Flanking sequence context-dependent transcription factor binding in early Drosophila development
- Equal contributors
1 Computer Science Department, Harvey Mudd College, 301 Platt Boulevard, Claremont, CA 91711, USA
2 Biology Department, Harvey Mudd College, 301 Platt Boulevard, Claremont, CA 91711, USA
3 Department of Biological Sciences, Mount Holyoke College, South Hadley, MA 01705, USA
4 Department of Biology, Amherst College, Amherst, MA 01002, USA
5 Mathematics Department, Harvey Mudd College, 301 Platt Boulevard, Claremont, CA 91711, USA
6 Department of Mathematics, Amherst College, Amherst, MA 01002, USA
BMC Bioinformatics 2013, 14:298 doi:10.1186/1471-2105-14-298Published: 4 October 2013
Gene expression in the Drosophila embryo is controlled by functional interactions between a large network of protein transcription factors (TFs) and specific sequences in DNA cis-regulatory modules (CRMs). The binding site sequences for any TF can be experimentally determined and represented in a position weight matrix (PWM). PWMs can then be used to predict the location of TF binding sites in other regions of the genome, although there are limitations to this approach as currently implemented.

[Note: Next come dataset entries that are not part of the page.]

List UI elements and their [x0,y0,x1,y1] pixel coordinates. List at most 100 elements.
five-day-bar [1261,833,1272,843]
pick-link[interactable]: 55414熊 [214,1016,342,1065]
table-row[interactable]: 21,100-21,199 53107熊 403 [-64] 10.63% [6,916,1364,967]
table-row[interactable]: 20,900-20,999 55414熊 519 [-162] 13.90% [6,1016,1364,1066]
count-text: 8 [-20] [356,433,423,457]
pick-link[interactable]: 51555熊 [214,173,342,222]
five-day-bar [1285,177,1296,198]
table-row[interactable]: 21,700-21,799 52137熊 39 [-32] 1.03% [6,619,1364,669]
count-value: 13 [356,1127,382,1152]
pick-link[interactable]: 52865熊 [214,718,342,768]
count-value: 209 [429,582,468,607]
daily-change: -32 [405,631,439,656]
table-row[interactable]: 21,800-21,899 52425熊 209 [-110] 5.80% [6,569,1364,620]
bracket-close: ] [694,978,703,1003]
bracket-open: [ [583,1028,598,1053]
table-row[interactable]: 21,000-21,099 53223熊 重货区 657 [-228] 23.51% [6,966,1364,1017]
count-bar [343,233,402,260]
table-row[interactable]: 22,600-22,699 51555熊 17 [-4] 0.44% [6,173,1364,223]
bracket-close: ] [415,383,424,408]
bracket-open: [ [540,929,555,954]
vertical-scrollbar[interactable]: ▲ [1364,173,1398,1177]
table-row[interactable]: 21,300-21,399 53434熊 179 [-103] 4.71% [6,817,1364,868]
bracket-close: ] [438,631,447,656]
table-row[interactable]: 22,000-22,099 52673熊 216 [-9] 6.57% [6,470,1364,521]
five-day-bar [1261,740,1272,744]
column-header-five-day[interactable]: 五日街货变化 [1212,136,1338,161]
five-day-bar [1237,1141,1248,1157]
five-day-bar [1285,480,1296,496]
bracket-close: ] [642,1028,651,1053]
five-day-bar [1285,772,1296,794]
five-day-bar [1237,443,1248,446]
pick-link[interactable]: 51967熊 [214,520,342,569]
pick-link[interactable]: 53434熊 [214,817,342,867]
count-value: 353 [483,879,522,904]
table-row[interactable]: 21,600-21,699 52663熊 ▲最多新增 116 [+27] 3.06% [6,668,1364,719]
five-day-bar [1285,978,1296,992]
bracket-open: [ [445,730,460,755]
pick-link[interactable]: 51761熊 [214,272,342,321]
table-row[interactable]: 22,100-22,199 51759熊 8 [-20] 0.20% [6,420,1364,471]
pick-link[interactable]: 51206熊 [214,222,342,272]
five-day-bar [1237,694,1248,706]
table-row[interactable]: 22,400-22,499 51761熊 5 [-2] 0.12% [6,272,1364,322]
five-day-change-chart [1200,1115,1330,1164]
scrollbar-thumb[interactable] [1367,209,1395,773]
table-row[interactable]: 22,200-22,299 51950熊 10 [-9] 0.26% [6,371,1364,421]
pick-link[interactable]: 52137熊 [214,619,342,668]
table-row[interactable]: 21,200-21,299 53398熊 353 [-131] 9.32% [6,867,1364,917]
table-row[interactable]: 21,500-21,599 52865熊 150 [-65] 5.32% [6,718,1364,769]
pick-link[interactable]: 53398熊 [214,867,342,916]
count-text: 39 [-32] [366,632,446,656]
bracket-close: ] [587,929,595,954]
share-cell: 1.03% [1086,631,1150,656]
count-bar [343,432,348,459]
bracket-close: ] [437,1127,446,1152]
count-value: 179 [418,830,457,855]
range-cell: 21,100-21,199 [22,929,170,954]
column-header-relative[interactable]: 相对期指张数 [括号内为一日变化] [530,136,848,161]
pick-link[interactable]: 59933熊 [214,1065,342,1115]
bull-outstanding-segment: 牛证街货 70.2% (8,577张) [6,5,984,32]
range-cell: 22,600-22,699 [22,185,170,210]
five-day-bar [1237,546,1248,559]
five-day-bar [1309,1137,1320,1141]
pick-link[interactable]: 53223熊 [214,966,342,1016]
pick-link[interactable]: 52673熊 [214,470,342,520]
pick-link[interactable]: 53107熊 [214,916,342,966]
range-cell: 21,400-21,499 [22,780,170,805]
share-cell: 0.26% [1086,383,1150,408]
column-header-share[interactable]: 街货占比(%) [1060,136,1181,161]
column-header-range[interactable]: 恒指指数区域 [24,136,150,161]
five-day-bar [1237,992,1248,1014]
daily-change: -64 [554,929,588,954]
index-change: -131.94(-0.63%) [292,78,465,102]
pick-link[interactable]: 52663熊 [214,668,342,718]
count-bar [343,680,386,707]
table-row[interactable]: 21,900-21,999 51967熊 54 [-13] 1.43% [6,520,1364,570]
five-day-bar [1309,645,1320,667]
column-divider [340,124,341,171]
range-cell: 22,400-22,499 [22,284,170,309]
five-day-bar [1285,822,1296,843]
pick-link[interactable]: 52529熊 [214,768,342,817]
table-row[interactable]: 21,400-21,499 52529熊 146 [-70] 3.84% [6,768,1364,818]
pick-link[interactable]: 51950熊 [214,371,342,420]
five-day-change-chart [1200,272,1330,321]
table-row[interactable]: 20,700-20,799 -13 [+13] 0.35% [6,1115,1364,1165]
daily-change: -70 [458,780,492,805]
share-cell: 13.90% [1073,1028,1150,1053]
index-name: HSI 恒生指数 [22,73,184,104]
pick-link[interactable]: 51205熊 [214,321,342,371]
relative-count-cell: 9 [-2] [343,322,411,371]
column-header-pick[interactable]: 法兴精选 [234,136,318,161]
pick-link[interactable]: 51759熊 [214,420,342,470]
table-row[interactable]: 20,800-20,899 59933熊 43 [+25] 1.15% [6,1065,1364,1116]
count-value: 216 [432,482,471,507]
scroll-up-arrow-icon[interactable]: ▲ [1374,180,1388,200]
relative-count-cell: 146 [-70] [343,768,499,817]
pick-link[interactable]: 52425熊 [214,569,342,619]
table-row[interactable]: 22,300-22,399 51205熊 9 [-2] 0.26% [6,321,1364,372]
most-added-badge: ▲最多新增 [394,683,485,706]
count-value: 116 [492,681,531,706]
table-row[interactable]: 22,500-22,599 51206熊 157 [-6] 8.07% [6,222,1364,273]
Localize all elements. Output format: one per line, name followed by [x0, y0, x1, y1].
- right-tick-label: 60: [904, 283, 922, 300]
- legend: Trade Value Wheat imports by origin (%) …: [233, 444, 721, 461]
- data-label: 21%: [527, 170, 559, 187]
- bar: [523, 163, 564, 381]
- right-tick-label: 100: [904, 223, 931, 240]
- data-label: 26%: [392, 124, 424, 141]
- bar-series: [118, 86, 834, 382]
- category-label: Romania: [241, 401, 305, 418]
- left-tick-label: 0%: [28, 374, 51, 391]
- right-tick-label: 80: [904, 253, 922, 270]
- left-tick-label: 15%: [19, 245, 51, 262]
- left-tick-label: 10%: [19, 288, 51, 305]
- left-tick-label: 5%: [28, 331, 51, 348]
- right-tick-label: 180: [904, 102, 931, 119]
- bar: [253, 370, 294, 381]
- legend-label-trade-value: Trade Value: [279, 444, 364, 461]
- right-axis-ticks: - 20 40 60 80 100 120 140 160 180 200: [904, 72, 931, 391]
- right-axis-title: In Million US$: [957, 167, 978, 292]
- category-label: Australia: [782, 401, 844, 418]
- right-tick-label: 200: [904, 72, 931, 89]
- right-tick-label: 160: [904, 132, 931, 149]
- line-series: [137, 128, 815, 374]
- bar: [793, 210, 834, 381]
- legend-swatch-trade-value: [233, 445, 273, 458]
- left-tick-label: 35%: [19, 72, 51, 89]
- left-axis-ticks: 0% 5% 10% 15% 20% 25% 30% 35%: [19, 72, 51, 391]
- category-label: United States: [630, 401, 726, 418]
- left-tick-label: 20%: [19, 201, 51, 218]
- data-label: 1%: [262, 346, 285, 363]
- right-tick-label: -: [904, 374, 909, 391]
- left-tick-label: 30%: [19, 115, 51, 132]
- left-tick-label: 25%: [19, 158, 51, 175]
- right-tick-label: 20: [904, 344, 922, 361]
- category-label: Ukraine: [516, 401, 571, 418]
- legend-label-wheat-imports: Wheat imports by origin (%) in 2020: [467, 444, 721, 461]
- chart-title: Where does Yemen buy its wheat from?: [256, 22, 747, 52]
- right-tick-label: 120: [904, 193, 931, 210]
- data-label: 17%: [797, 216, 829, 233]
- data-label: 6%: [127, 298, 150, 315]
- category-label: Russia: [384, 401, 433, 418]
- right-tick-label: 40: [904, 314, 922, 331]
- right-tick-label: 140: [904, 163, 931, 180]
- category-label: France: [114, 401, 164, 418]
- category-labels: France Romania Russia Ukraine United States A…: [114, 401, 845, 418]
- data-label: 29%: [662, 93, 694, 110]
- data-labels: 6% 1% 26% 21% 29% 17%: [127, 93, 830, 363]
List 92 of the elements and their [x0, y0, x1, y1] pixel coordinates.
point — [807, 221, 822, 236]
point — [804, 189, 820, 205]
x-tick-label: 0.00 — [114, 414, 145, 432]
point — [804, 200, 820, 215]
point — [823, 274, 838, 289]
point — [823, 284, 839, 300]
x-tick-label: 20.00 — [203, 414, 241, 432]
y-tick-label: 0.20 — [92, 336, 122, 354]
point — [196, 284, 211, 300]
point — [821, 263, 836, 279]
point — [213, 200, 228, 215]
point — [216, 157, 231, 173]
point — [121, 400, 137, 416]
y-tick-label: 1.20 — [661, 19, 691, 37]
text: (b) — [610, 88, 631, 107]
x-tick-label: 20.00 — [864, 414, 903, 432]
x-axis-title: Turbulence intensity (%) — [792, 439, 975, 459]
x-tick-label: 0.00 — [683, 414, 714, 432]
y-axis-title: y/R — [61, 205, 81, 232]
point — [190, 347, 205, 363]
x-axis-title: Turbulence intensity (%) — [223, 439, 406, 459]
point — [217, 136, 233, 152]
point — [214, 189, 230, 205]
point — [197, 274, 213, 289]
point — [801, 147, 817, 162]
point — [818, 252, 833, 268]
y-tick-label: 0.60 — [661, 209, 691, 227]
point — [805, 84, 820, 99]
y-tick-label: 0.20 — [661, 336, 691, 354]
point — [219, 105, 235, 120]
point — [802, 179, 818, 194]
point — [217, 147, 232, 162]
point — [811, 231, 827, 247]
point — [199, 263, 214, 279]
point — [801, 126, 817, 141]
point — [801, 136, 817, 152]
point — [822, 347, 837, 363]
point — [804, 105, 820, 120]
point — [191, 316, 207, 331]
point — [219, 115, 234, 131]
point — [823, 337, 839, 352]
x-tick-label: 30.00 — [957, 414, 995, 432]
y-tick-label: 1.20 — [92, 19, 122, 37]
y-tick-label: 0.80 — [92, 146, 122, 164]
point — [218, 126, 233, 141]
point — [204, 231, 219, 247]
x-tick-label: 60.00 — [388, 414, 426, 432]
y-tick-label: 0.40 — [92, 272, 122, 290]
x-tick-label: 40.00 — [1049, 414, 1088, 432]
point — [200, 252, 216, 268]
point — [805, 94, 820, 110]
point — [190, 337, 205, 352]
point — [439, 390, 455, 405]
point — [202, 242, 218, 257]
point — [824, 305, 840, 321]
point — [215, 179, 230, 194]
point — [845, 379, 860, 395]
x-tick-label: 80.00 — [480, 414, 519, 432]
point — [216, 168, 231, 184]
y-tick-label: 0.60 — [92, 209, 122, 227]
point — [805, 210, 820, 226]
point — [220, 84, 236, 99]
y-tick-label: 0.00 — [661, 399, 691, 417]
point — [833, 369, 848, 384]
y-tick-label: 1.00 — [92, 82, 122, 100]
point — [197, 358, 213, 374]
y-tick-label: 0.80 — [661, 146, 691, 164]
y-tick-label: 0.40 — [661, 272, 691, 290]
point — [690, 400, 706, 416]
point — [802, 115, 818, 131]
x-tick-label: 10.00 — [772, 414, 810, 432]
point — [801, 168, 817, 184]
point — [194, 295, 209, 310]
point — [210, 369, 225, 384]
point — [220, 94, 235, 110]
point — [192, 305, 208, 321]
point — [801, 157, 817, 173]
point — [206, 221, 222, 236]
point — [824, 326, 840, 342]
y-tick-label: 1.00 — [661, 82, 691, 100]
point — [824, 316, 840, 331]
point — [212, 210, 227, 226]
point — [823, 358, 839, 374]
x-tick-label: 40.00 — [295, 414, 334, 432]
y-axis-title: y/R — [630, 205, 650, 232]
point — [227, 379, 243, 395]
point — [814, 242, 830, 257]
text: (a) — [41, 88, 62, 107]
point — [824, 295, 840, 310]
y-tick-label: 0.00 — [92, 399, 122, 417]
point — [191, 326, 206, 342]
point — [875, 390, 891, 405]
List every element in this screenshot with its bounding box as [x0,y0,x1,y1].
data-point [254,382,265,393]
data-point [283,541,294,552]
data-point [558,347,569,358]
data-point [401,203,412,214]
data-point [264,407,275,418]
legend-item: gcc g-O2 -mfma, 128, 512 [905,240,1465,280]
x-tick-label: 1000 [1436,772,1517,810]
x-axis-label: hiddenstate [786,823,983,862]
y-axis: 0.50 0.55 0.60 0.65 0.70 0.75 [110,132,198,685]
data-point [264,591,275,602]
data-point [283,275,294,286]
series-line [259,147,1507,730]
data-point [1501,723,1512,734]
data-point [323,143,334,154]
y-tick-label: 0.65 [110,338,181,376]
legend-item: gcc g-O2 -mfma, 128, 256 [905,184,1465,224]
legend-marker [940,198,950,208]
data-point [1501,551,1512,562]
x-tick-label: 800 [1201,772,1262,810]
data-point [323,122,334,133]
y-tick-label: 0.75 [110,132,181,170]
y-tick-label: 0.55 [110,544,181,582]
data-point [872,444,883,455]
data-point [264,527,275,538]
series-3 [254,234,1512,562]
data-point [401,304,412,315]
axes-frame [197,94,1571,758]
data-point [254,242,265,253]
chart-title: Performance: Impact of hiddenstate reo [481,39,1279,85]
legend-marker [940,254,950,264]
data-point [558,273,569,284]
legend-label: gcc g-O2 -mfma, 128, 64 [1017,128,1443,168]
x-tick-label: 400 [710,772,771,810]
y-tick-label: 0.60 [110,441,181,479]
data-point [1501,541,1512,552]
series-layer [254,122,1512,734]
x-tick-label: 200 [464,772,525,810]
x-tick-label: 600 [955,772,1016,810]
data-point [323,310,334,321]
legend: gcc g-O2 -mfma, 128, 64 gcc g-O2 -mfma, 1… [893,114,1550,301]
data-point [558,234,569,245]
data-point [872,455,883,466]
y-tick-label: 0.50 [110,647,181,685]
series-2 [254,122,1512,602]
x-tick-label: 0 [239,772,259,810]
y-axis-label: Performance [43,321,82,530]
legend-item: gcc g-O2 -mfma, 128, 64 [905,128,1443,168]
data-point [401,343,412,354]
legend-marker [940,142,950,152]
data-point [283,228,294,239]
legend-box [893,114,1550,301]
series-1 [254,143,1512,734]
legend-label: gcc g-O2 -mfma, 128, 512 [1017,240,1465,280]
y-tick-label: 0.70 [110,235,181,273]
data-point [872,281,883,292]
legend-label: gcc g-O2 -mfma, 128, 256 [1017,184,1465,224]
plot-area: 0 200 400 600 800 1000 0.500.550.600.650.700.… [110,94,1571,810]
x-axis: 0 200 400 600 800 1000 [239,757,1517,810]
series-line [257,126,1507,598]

In this proof-of-principle study, we analyze 127 CRMs and focus on four TFs that control transcription of target genes along the anterio-posterior axis of the embryo early in development. For all four of these TFs, there is some degree of conserved flanking sequence that extends beyond the predicted binding regions. A potential role for these conserved flanking sequences may be to enhance the specificity of TF binding, as the abundance of these sequences is greatly diminished when we examine only predicted high-affinity binding sites.
Expanding PWMs to include sequence context-dependence will increase the information content in PWMs and facilitate a more efficient functional identification and dissection of CRMs.